Less Is More
You’ve heard it said. You’ve read the t-shirt or bumper sticker. Yet you probably haven’t really given much thought to “less is more.” Besides the obvious warning against conspicuous consumption, what does this mean? Research reported in The Economist explains we have a tendency to add, rather than subtract, when we try to improve things.
It rarely occurs to anyone to take away elements, whether dealing with abstract shapes, building blocks, or a golf course design. Research found this was true if people were asked to make something better and also, ironically, if they were asked to make it worse. It appears that adding more to solve a problem is a built-in cognitive bias, one of the human brain’s “good enough” shortcuts that can lead us astray. It can be overcome only with practice.
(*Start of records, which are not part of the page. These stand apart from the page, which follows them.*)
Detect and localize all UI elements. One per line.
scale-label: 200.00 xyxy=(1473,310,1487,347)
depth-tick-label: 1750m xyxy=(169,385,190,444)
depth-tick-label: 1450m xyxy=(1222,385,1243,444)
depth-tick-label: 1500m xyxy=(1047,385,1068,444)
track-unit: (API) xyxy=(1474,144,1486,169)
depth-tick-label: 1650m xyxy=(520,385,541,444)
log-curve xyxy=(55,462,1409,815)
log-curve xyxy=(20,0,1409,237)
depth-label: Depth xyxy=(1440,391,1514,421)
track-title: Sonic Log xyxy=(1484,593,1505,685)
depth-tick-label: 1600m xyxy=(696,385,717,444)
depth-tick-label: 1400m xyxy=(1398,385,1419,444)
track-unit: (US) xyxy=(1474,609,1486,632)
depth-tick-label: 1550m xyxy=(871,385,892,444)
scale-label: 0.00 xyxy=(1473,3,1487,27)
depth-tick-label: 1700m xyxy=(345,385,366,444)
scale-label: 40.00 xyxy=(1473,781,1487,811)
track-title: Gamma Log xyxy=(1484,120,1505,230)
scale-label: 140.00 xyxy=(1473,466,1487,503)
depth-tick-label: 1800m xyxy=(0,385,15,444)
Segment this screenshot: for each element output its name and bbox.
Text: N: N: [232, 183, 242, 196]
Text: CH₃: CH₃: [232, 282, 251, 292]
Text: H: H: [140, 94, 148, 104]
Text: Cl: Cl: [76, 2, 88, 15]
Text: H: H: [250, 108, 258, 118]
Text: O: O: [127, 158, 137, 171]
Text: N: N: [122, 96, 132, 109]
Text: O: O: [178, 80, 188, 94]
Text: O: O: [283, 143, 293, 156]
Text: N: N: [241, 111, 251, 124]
Those who design racing cars understand this, but most people don’t. This is also true for many artists. The tendency is to try to fix a painting by using more colors – which can turn to mud – or by adding details. Sometimes what’s really needed is to step back and simplify. After all, a painting needs to grab someone’s attention from across the room, or they won’t come nearer to see details.
In this painting of the gorge at Ronda, Spain, which protected the town from invaders for hundred of years, simplification was key. The vegetation growing in cracks on the rock, the river below, and the architectural details of the buildings could be merely suggestions, letting the viewer’s imagination fill in the details. The deep gorge, with a whitewashed town perched on top, was what mattered.
Great comparison, and good for you, Laurie! I hadn’t thought of it that way.
I know that less is more because of Pilates. When I started taking my Pilates virtually, I whined about missing the machines. A year later, I am not ready to go back into the studio because I am learning to use my body as a machine.
Less is definitely more because I am working deeper than I have ever worked in my life.